United States District Court, M.D. Pennsylvania

March 27, 2015

EUGENE SCOTT, Petitioner,
v.
DAVID EBBERT, Respondent.

MEMORANDUM

WILLIAM J. NEALON, District Judge.

On January 21, 2015, Petitioner, Eugene Scott, an inmate currently confined at the United States Penitentiary in Lewisburg, Pennsylvania, filed a petition for writ of habeas corpus pursuant to 28 U.S.C. § 2241. (Doc. 1). On March 9, 2015, Magistrate Judge Karoline Mehalchick issued a Report and Recommendation ("R&R"), recommending that the petition be dismissed. (Doc. 21).

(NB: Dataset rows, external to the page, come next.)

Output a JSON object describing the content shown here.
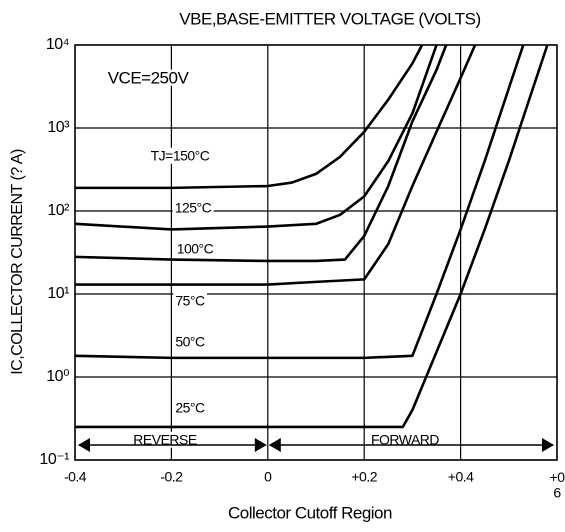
{
  "chart_data": {
    "type": "line",
    "title": "VBE,BASE-EMITTER VOLTAGE (VOLTS)",
    "x_label": "Collector Cutoff Region",
    "y_label": "IC,COLLECTOR CURRENT (? A)",
    "log_y": true,
    "grid": true,
    "xlim": [
      -0.4,
      0.6
    ],
    "ylim": [
      0.1,
      10000
    ],
    "xticks": [
      {
        "value": -0.4,
        "label": "-0.4"
      },
      {
        "value": -0.2,
        "label": "-0.2"
      },
      0,
      {
        "value": 0.2,
        "label": "+0.2"
      },
      {
        "value": 0.4,
        "label": "+0.4"
      },
      {
        "value": 0.6,
        "label": "+0\n6"
      }
    ],
    "yticks": [
      {
        "value": 0.1,
        "label": "10⁻¹"
      },
      {
        "value": 1,
        "label": "10⁰"
      },
      {
        "value": 10,
        "label": "10¹"
      },
      {
        "value": 100,
        "label": "10²"
      },
      {
        "value": 1000,
        "label": "10³"
      },
      {
        "value": 10000,
        "label": "10⁴"
      }
    ],
    "series": [
      {
        "name": "TJ=150°C",
        "color": "#000000",
        "x": [
          -0.4,
          -0.2,
          0,
          0.05,
          0.1,
          0.15,
          0.2,
          0.25,
          0.3,
          0.32
        ],
        "values": [
          190,
          190,
          200,
          220,
          280,
          450,
          900,
          2200,
          6000,
          10000
        ]
      },
      {
        "name": "125°C",
        "color": "#000000",
        "x": [
          -0.4,
          -0.2,
          0,
          0.1,
          0.15,
          0.2,
          0.25,
          0.3,
          0.35
        ],
        "values": [
          70,
          60,
          65,
          70,
          90,
          150,
          400,
          1500,
          10000
        ]
      },
      {
        "name": "100°C",
        "color": "#000000",
        "x": [
          -0.4,
          -0.2,
          0,
          0.1,
          0.16,
          0.2,
          0.25,
          0.3,
          0.35,
          0.37
        ],
        "values": [
          28,
          26,
          25,
          25,
          26,
          50,
          200,
          1200,
          5000,
          10000
        ]
      },
      {
        "name": "75°C",
        "color": "#000000",
        "x": [
          -0.4,
          -0.2,
          0,
          0.1,
          0.2,
          0.25,
          0.3,
          0.35,
          0.4,
          0.43
        ],
        "values": [
          13,
          13,
          13,
          14,
          15,
          40,
          200,
          900,
          4000,
          10000
        ]
      },
      {
        "name": "50°C",
        "color": "#000000",
        "x": [
          -0.4,
          -0.2,
          0,
          0.2,
          0.3,
          0.35,
          0.4,
          0.45,
          0.5,
          0.53
        ],
        "values": [
          1.8,
          1.7,
          1.7,
          1.7,
          1.8,
          10,
          60,
          400,
          3000,
          10000
        ]
      },
      {
        "name": "25°C",
        "color": "#000000",
        "x": [
          -0.4,
          -0.2,
          0,
          0.2,
          0.28,
          0.3,
          0.35,
          0.4,
          0.45,
          0.5,
          0.55,
          0.58
        ],
        "values": [
          0.25,
          0.25,
          0.25,
          0.25,
          0.25,
          0.4,
          2,
          10,
          60,
          400,
          3000,
          10000
        ]
      }
    ],
    "annotations": [
      "VCE=250V",
      "REVERSE",
      "FORWARD"
    ]
  }
}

Objections were due by March 26, 2015, but were not filed. For the reasons set forth below, the R&R will be adopted, and the petition will be dismissed.

Standard of Review

When neither party objects to a magistrate judge's report and recommendation, the district court is not statutorily required to review the report, under de novo or any other standard. Thomas v. Arn, 474 U.S. 140, 152 (1985); 28 U.S.C. § 636(b)(1)(C). Nevertheless, the Third Circuit Court of Appeals has held that it is better practice to afford some level of review to dispositive legal issues raised by the report. Henderson v. Carlson, 812 F.2d 874, 878 (3d Cir. 1987), writ denied, 484 U.S. 837 (1987); Garcia v. I.N.S., 733 F.Supp. 1554, 1555 (M.D. Pa. 1990) (Kosik, J.) (stating "the district court need only review the record for plain error or manifest injustice"). In the absence of objections, review may properly be limited to ascertaining whether there is clear error that not only affects the rights of the plaintiff, but also seriously affects the integrity, fairness, or public reputation of judicial proceedings. Cruz v. Chater, 990 F.Supp. 375, 377 (M.D. Pa. 1998) (Vanaskie, J.). The district court may accept, reject, or modify, in whole or in part, the findings and recommendations contained in the report. 28 U.S.C. § 636(b)(1)(C); M.D. Pa. L.R. 72.3.

Discussion

In his petition, Petitioner alleges that he was placed in the Special Management Unit program ("SMU") in violation of the limits set forth in the Bureau of Prisons's ("BOP") policy because he has been in the SMU for three (3) years without due process. (Doc. 1). Magistrate Judge Mehalchick issued an R&R that appropriately set forth the factual background of the case and the applicable standard of review for a petition for habeas corpus, which are herein adopted. (Doc. 5, pp. 1-2). The Magistrate Judge concludes that the petition should be dismissed because Petitioner's challenge to this condition of confinement would not alter his sentence or overturn his conviction, and thus his claim is not cognizable under 28 U.S.C. § 2241. (Doc. 5, p. 2).

After review, and in the absence of objections, because there is no clear error with Magistrate Judge Mehalchick's R&R, it will be adopted as such. Thus, the petition for writ of habeas corpus will be dismissed.